Primeiro de janeiro é a data inicial para uma resolução de Ano Novo. Dezembro é o mês para começar a fazer planos para essas resoluções. Talvez a resolução mais comum que cristãos fazem é ler a Bíblia em um ano.
Mas essa resolução se depara com um grande desafio já no início: Levítico. Ou o leitor desiste de sua resolução neste ponto (“vamos pular isso para algo obviamente mais relevante”) ou ele segue obstinadamente sem esperar muito benefício, e muito menos prazer (“se eu posso simplesmente passar por sobre este livro, deve haver algo mais interessante”). Qual o benefício de ler Levítico ou o motivo que me leve a estudá-lo?
Em outubro, Jay Sklar, que recentemente publicou um comentário sobre o livro, refletiu sobre algumas coisas que ele aprendeu ao passar dez anos estudando Levítico. Sklar diz que seu estudo o levou a uma grande fome pela santidade de Deus, temor a Deus, amor a Jesus e amor ao próximo. Ocorreu-me, lendo seu ensaio, que ainda havia mais benefícios a serem obtidos com o estudo de Levítico.
(1) Quanto melhor você conhece Levítico, mais você reconhece o quanto o restante das Escrituras pressupõe que você conhece e compreende Levítico. De onde o Concílio de Jerusalém, em Atos 15, retira as quatro coisas que eles instruem os crentes gentios a evitar? De Levítico, onde as únicas leis que explicitamente se aplicam aos residentes gentios se referem às ofertas aos ídolos (17:1-9), sangue (17:10-12), carne sufocada (17:13-14 – “ele deve derramar o sangue” requer derramamento de sangue e não estrangulamento) e imoralidade sexual (18).
Da mesma forma, apenas se você conhece Levítico, onde a “lepra” (Levítico 13-14) é seguida do fluxo corporal (Levítico 15), você notará que as duas purificações (contrapostas às curas) no Evangelho de Marcos seguem a mesma ordem: primeiro, um leproso (Marcos 1:40-45) e depois uma mulher com fluxo de sague (Marcos 5:23-24).
(2) Estudar Levítico faz você perceber o quão estranho Levítico – e, por extensão, toda a Bíblia – realmente é. Deus exigiu que Israel se aproximasse dele por meio de ofertas – o que é evidente – mas os detalhes das ofertas levantam questões. Por que isso aqui e aquilo lá? Por que os sacerdotes tiram a pele? Qual o significado do lado norte do altar?

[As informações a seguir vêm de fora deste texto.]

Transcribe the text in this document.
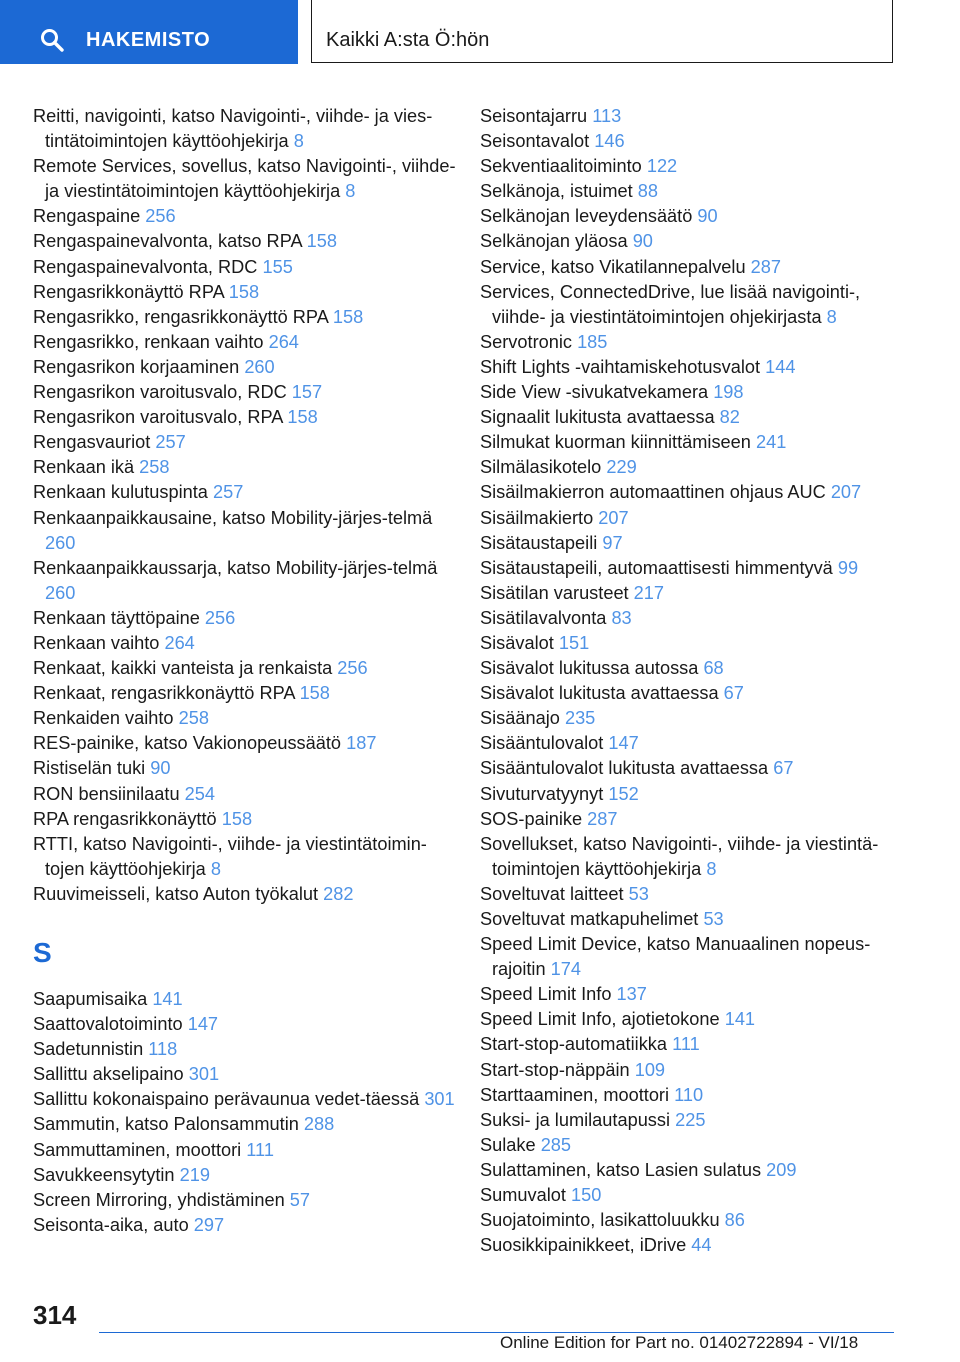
HAKEMISTO	Kaikki A:sta Ö:hön
Reitti, navigointi, katso Navigointi-, viihde- ja vies-tintätoimintojen käyttöohjekirja 8
Remote Services, sovellus, katso Navigointi-, viihde- ja viestintätoimintojen käyttöohjekirja 8
Rengaspaine 256
Rengaspainevalvonta, katso RPA 158
Rengaspainevalvonta, RDC 155
Rengasrikkonäyttö RPA 158
Rengasrikko, rengasrikkonäyttö RPA 158
Rengasrikko, renkaan vaihto 264
Rengasrikon korjaaminen 260
Rengasrikon varoitusvalo, RDC 157
Rengasrikon varoitusvalo, RPA 158
Rengasvauriot 257
Renkaan ikä 258
Renkaan kulutuspinta 257
Renkaanpaikkausaine, katso Mobility-järjes-telmä 260
Renkaanpaikkaussarja, katso Mobility-järjes-telmä 260
Renkaan täyttöpaine 256
Renkaan vaihto 264
Renkaat, kaikki vanteista ja renkaista 256
Renkaat, rengasrikkonäyttö RPA 158
Renkaiden vaihto 258
RES-painike, katso Vakionopeussäätö 187
Ristiselän tuki 90
RON bensiinilaatu 254
RPA rengasrikkonäyttö 158
RTTI, katso Navigointi-, viihde- ja viestintätoimin-tojen käyttöohjekirja 8
Ruuvimeisseli, katso Auton työkalut 282
S
Saapumisaika 141
Saattovalotoiminto 147
Sadetunnistin 118
Sallittu akselipaino 301
Sallittu kokonaispaino perävaunua vedet-täessä 301
Sammutin, katso Palonsammutin 288
Sammuttaminen, moottori 111
Savukkeensytytin 219
Screen Mirroring, yhdistäminen 57
Seisonta-aika, auto 297
Seisontajarru 113
Seisontavalot 146
Sekventiaalitoiminto 122
Selkänoja, istuimet 88
Selkänojan leveydensäätö 90
Selkänojan yläosa 90
Service, katso Vikatilannepalvelu 287
Services, ConnectedDrive, lue lisää navigointi-, viihde- ja viestintätoimintojen ohjekirjasta 8
Servotronic 185
Shift Lights -vaihtamiskehotusvalot 144
Side View -sivukatvekamera 198
Signaalit lukitusta avattaessa 82
Silmukat kuorman kiinnittämiseen 241
Silmälasikotelo 229
Sisäilmakierron automaattinen ohjaus AUC 207
Sisäilmakierto 207
Sisätaustapeili 97
Sisätaustapeili, automaattisesti himmentyvä 99
Sisätilan varusteet 217
Sisätilavalvonta 83
Sisävalot 151
Sisävalot lukitussa autossa 68
Sisävalot lukitusta avattaessa 67
Sisäänajo 235
Sisääntulovalot 147
Sisääntulovalot lukitusta avattaessa 67
Sivuturvatyynyt 152
SOS-painike 287
Sovellukset, katso Navigointi-, viihde- ja viestintä-toimintojen käyttöohjekirja 8
Soveltuvat laitteet 53
Soveltuvat matkapuhelimet 53
Speed Limit Device, katso Manuaalinen nopeus-rajoitin 174
Speed Limit Info 137
Speed Limit Info, ajotietokone 141
Start-stop-automatiikka 111
Start-stop-näppäin 109
Starttaaminen, moottori 110
Suksi- ja lumilautapussi 225
Sulake 285
Sulattaminen, katso Lasien sulatus 209
Sumuvalot 150
Suojatoiminto, lasikattoluukku 86
Suosikkipainikkeet, iDrive 44
314
Online Edition for Part no. 01402722894 - VI/18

Depois há listas de animais imundos. Para alguns de nós, desistir de bacon e camarão seria uma dificuldade, mas um israelita não teria tido mais desejo de comer essas coisas do que você teria de comer gato. No entanto, essas leis são estranhas: gentios piedosos não estão obrigados por essas leis, nem qualquer pessoa antes do Êxodo. O que torna um animal “limpo” e outro “impuro”? Por que cascos? Por que ruminantes?

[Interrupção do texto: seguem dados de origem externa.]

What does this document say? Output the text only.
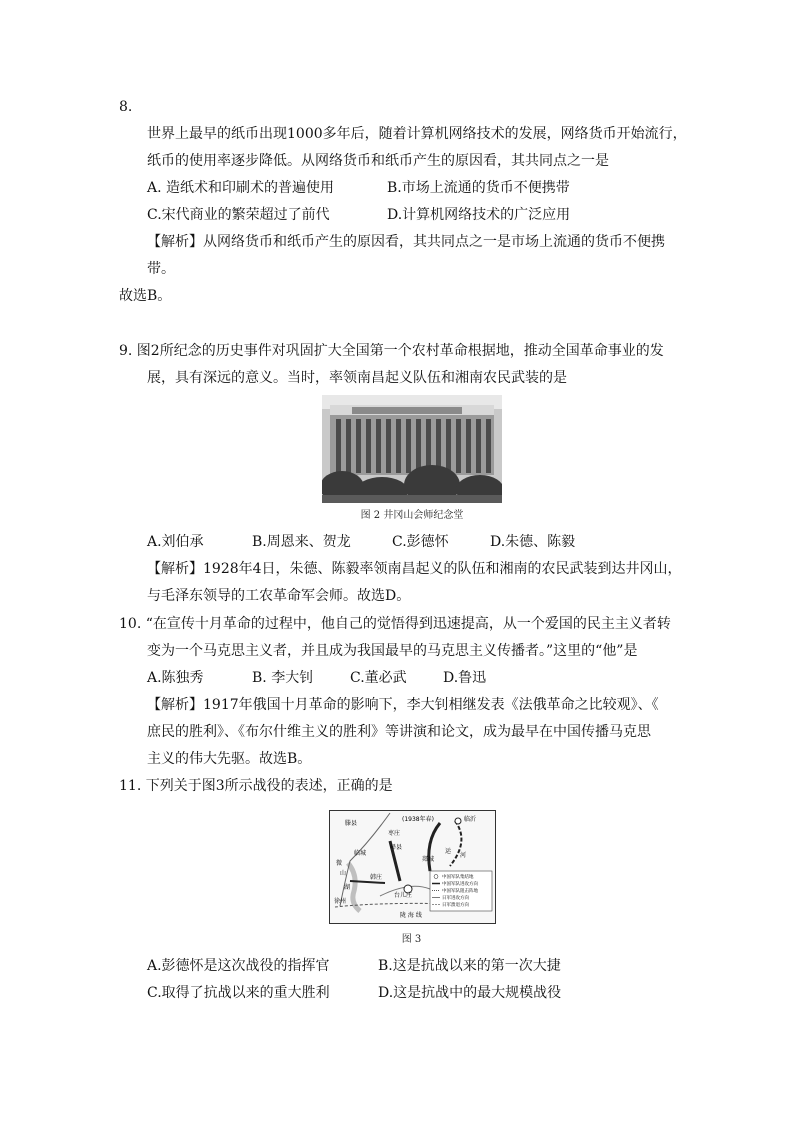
8.
世界上最早的纸币出现1000多年后，随着计算机网络技术的发展，网络货币开始流行，
纸币的使用率逐步降低。从网络货币和纸币产生的原因看，其共同点之一是
A. 造纸术和印刷术的普遍使用	B.市场上流通的货币不便携带
C.宋代商业的繁荣超过了前代	D.计算机网络技术的广泛应用
【解析】从网络货币和纸币产生的原因看，其共同点之一是市场上流通的货币不便携
带。
故选B。
9. 图2所纪念的历史事件对巩固扩大全国第一个农村革命根据地，推动全国革命事业的发
展，具有深远的意义。当时，率领南昌起义队伍和湘南农民武装的是
图 2 井冈山会师纪念堂
A.刘伯承	B.周恩来、贺龙	C.彭德怀	D.朱德、陈毅
【解析】1928年4日，朱德、陈毅率领南昌起义的队伍和湘南的农民武装到达井冈山，
与毛泽东领导的工农革命军会师。故选D。
10. “在宣传十月革命的过程中，他自己的觉悟得到迅速提高，从一个爱国的民主主义者转
变为一个马克思主义者，并且成为我国最早的马克思主义传播者。”这里的“他”是
A.陈独秀	B. 李大钊	C.董必武	D.鲁迅
【解析】1917年俄国十月革命的影响下，李大钊相继发表《法俄革命之比较观》、《
庶民的胜利》、《布尔什维主义的胜利》等讲演和论文，成为最早在中国传播马克思
主义的伟大先驱。故选B。
11. 下列关于图3所示战役的表述，正确的是
(1938年春)
滕县
枣庄
峄县
临城
临沂
郯城
韩庄
台儿庄
徐州
微
山
湖
运
河
陇 海 线
中国军队集结地
中国军队进攻方向
中国军队阻击阵地
日军进攻方向
日军溃退方向
图 3
A.彭德怀是这次战役的指挥官	B.这是抗战以来的第一次大捷
C.取得了抗战以来的重大胜利	D.这是抗战中的最大规模战役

Há dois capítulos sobre algo que nossas traduções chamam de “lepra”, embora isso não seja o que nós chamamos de lepra hoje, seguido de um capítulo sobre fluxos corporais. James Jordan disse que você não pode ir muito longe em sua leitura da Bíblia sem entrar no insólito e, em nenhum lugar, isso é mais verdadeiro do que em Levítico.
Um israelita não precisava entender estas exigências, ele simplesmente tinha de obedecer e essa obediência não era difícil. Neste sentido, Levítico continha leis para crianças, não para adultos. Era lei para sacerdotes, servos do palácio de Deus que ouvem e obedecem, não para reis, cuja glória é sondar o que foi encoberto da glória de Deus (Provérbios 25:2).

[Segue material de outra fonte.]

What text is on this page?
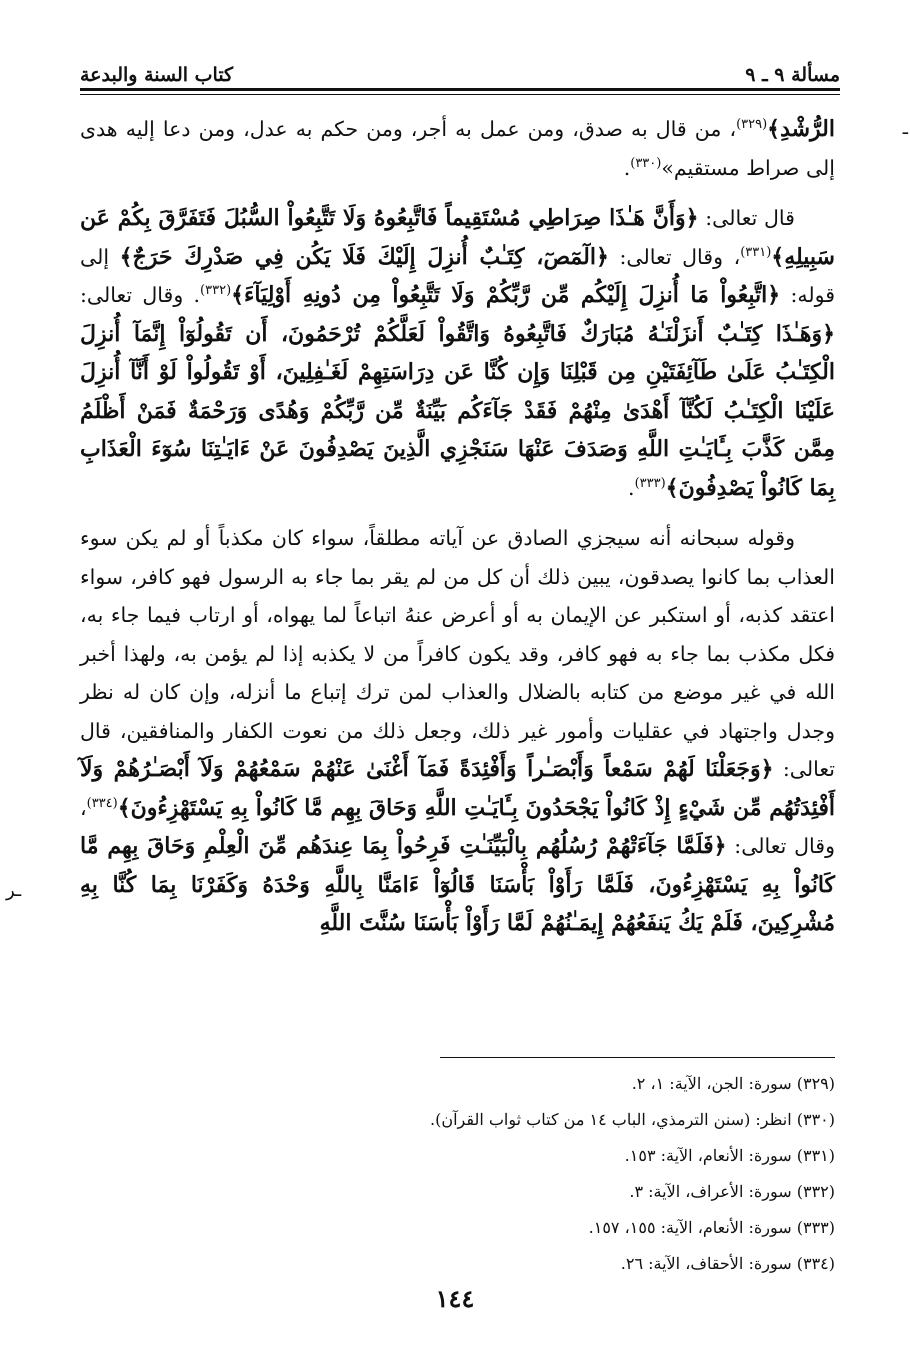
مسألة ٩ ـ ٩
كتاب السنة والبدعة

الرُّشْدِ﴾$^{(٣٢٩)}$، من قال به صدق، ومن عمل به أجر، ومن حكم به عدل، ومن دعا إليه هدى إلى صراط مستقيم»$^{(٣٣٠)}$.

قال تعالى: ﴿وَأَنَّ هَـٰذَا صِرَاطِي مُسْتَقِيماً فَاتَّبِعُوهُ وَلَا تَتَّبِعُواْ السُّبُلَ فَتَفَرَّقَ بِكُمْ عَن سَبِيلِهِ﴾$^{(٣٣١)}$، وقال تعالى: ﴿الٓمٓصٓ، كِتَـٰبٌ أُنزِلَ إِلَيْكَ فَلَا يَكُن فِي صَدْرِكَ حَرَجٌ﴾ إلى قوله: ﴿اتَّبِعُواْ مَا أُنزِلَ إِلَيْكُم مِّن رَّبِّكُمْ وَلَا تَتَّبِعُواْ مِن دُونِهِ أَوْلِيَآءَ﴾$^{(٣٣٢)}$. وقال تعالى: ﴿وَهَـٰذَا كِتَـٰبٌ أَنزَلْنَـٰهُ مُبَارَكٌ فَاتَّبِعُوهُ وَاتَّقُواْ لَعَلَّكُمْ تُرْحَمُونَ، أَن تَقُولُوٓاْ إِنَّمَآ أُنزِلَ الْكِتَـٰبُ عَلَىٰ طَآئِفَتَيْنِ مِن قَبْلِنَا وَإِن كُنَّا عَن دِرَاسَتِهِمْ لَغَـٰفِلِينَ، أَوْ تَقُولُواْ لَوْ أَنَّآ أُنزِلَ عَلَيْنَا الْكِتَـٰبُ لَكُنَّآ أَهْدَىٰ مِنْهُمْ فَقَدْ جَآءَكُم بَيِّنَةٌ مِّن رَّبِّكُمْ وَهُدًى وَرَحْمَةٌ فَمَنْ أَظْلَمُ مِمَّن كَذَّبَ بِـَٔايَـٰتِ اللَّهِ وَصَدَفَ عَنْهَا سَنَجْزِي الَّذِينَ يَصْدِفُونَ عَنْ ءَايَـٰتِنَا سُوٓءَ الْعَذَابِ بِمَا كَانُواْ يَصْدِفُونَ﴾$^{(٣٣٣)}$.

وقوله سبحانه أنه سيجزي الصادق عن آياته مطلقاً، سواء كان مكذباً أو لم يكن سوء العذاب بما كانوا يصدقون، يبين ذلك أن كل من لم يقر بما جاء به الرسول فهو كافر، سواء اعتقد كذبه، أو استكبر عن الإيمان به أو أعرض عنهُ اتباعاً لما يهواه، أو ارتاب فيما جاء به، فكل مكذب بما جاء به فهو كافر، وقد يكون كافراً من لا يكذبه إذا لم يؤمن به، ولهذا أخبر الله في غير موضع من كتابه بالضلال والعذاب لمن ترك إتباع ما أنزله، وإن كان له نظر وجدل واجتهاد في عقليات وأمور غير ذلك، وجعل ذلك من نعوت الكفار والمنافقين، قال تعالى: ﴿وَجَعَلْنَا لَهُمْ سَمْعاً وَأَبْصَـٰراً وَأَفْئِدَةً فَمَآ أَغْنَىٰ عَنْهُمْ سَمْعُهُمْ وَلَآ أَبْصَـٰرُهُمْ وَلَآ أَفْئِدَتُهُم مِّن شَيْءٍ إِذْ كَانُواْ يَجْحَدُونَ بِـَٔايَـٰتِ اللَّهِ وَحَاقَ بِهِم مَّا كَانُواْ بِهِ يَسْتَهْزِءُونَ﴾$^{(٣٣٤)}$، وقال تعالى: ﴿فَلَمَّا جَآءَتْهُمْ رُسُلُهُم بِالْبَيِّنَـٰتِ فَرِحُواْ بِمَا عِندَهُم مِّنَ الْعِلْمِ وَحَاقَ بِهِم مَّا كَانُواْ بِهِ يَسْتَهْزِءُونَ، فَلَمَّا رَأَوْاْ بَأْسَنَا قَالُوٓاْ ءَامَنَّا بِاللَّهِ وَحْدَهُ وَكَفَرْنَا بِمَا كُنَّا بِهِ مُشْرِكِينَ، فَلَمْ يَكُ يَنفَعُهُمْ إِيمَـٰنُهُمْ لَمَّا رَأَوْاْ بَأْسَنَا سُنَّتَ اللَّهِ

(٣٢٩) سورة: الجن، الآية: ١، ٢.
(٣٣٠) انظر: (سنن الترمذي، الباب ١٤ من كتاب ثواب القرآن).
(٣٣١) سورة: الأنعام، الآية: ١٥٣.
(٣٣٢) سورة: الأعراف، الآية: ٣.
(٣٣٣) سورة: الأنعام، الآية: ١٥٥، ١٥٧.
(٣٣٤) سورة: الأحقاف، الآية: ٢٦.
١٤٤
ـ
ـر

Mas meditar nessas leis é exatamente como Deus quis que seu povo crescesse em maturidade e sabedoria e é precisamente a estranheza das leis (por que esses detalhes? o que é isso tudo?) que desencadeia uma meditação, induzindo a sabedoria. Nenhum israelita consideraria vestir uma roupa feita de lã e linho… somente os sacerdotes vestiam. Na verdade, todos os israelitas possuíam algo com essa mescla, o bordão azul de lã de quatro cantos de sua roupa de linho (Deuteronômio 22:11-12). Por que a proibição geral juntamente com essas exceções?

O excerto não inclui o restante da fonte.